Of the 33 countries where data was gathered, only three showed majority support for the military response, one of them being the US, but only by 54% to 46% (the others, showing larger majorities, were Israel and India). This was despite all the TV networks having already switched their graphics, for the studio background in their news bulletins, from ‘America under attack’ to ‘America strikes back’. It’s a sign, perhaps, of what President Eisenhower, in his farewell address in 1961, called the “unwarranted influence… of the military-industrial complex”; a concept updated, in recent times, by James Der Derian, as MIME-Net, the Military-Industrial-Media-Entertainment Network.

In his book, Virtuous War, which is just out in its second edition, Der Derian chronicles the overlapping development of wars and war games in the post-Cold War era of hi-tech weaponry, revealing that Iraq ran computer simulations of the invasion of Kuwait using a program purchased from an American software company, and General ‘Stormin’ Norman Schwarzkopf spent endless hours in front of a computer screen, rehearsing battle scenarios in the Arabian sands, before finally launching Operation Desert Storm, to reverse it. “Was there a paradox here”, Der Derian wonders, “that the closer the war game was able to technically reproduce the reality of war, the greater the dangers that might arise from confusing one with the other?”

He shows how the military-industrial complex has been decentred in a world of what Manuel Castells was the first to call “networked capital”. The recourse to war, both in Iraq and in Afghanistan, was programmed into systems and structures to the extent that sheer momentum made it the inevitable response, regardless of consequences or the advisability of considering and pursuing alternatives.

“Tactics which, becoming connected to one another, attracting and propagating one another, but finding their base and condition of support elsewhere, end by forming comprehensive systems”, Foucault goes on to explain. And, since the tactics and technology of US war-making are, in turn, programmed on the acceptability of civilian casualties, as a price worth paying to target ‘insurgent’ groups, the one thing it cannot deliver is the rule of law.
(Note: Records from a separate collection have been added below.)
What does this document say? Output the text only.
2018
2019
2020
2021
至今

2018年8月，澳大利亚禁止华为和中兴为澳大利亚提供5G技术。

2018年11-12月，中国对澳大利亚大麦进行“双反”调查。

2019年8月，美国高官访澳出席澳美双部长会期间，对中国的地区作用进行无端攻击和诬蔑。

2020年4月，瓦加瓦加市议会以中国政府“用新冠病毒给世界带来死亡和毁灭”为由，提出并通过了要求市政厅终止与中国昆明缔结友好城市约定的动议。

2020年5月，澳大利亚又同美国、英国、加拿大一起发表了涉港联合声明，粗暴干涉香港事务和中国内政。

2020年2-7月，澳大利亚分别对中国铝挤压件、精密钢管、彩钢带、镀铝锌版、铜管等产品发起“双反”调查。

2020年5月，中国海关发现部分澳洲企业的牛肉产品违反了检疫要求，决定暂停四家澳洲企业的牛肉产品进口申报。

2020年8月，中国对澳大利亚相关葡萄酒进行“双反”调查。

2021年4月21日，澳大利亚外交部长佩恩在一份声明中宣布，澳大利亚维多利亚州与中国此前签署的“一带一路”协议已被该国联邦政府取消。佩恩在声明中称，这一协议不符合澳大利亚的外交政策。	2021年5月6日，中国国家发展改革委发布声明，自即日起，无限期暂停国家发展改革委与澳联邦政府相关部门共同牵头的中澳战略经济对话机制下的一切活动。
The good and clever people who gathered at the Sydney conference are not ‘to blame’ for this state of affairs: Der Derian’s musings recall the rest of that famous quote from Foucault, warning us that we will be deluding ourselves if we seek to identify power with “a headquarters that presides over its rationality”. But eight years of unfolding disaster in Afghanistan must tell us that something is fundamentally wrong. “Security is getting worse and worse”, Michael Hartmann testified.
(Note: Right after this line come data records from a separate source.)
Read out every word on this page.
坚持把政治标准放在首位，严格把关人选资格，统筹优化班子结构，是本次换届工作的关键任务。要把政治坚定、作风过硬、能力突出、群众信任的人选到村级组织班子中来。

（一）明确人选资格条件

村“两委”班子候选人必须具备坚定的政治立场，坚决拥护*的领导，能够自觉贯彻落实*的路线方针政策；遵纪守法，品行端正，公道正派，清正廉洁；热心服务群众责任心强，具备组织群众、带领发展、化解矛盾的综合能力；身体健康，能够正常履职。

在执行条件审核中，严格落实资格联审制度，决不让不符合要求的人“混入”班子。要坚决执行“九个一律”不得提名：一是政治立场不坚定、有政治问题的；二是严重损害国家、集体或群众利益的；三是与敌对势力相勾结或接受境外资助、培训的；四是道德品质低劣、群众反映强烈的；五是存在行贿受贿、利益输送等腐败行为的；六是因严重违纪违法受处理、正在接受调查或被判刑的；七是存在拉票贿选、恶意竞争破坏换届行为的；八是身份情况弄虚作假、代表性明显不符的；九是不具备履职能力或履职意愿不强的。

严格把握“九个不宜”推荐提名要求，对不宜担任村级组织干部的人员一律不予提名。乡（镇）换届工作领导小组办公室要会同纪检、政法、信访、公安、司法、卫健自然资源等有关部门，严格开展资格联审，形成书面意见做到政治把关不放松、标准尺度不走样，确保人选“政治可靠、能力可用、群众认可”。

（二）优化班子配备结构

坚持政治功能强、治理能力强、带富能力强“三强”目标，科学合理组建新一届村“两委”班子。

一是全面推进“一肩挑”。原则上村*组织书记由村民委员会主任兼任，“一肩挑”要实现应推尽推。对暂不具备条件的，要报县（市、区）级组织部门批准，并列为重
If there are outsiders capable of catalysing positive change in such a place, they will have to be clearly dissociated from America’s war machine and from the military doctrine of  ‘interoperability’ with US forces, which shapes the strategic posture of countries like Australia. Der Derian reports from his visits as an invited observer to several ‘war games’, in such places as the Mojave Desert, in which the Army and Marines take on imaginary insurgent forces. The latter, he discovers, nearly always win.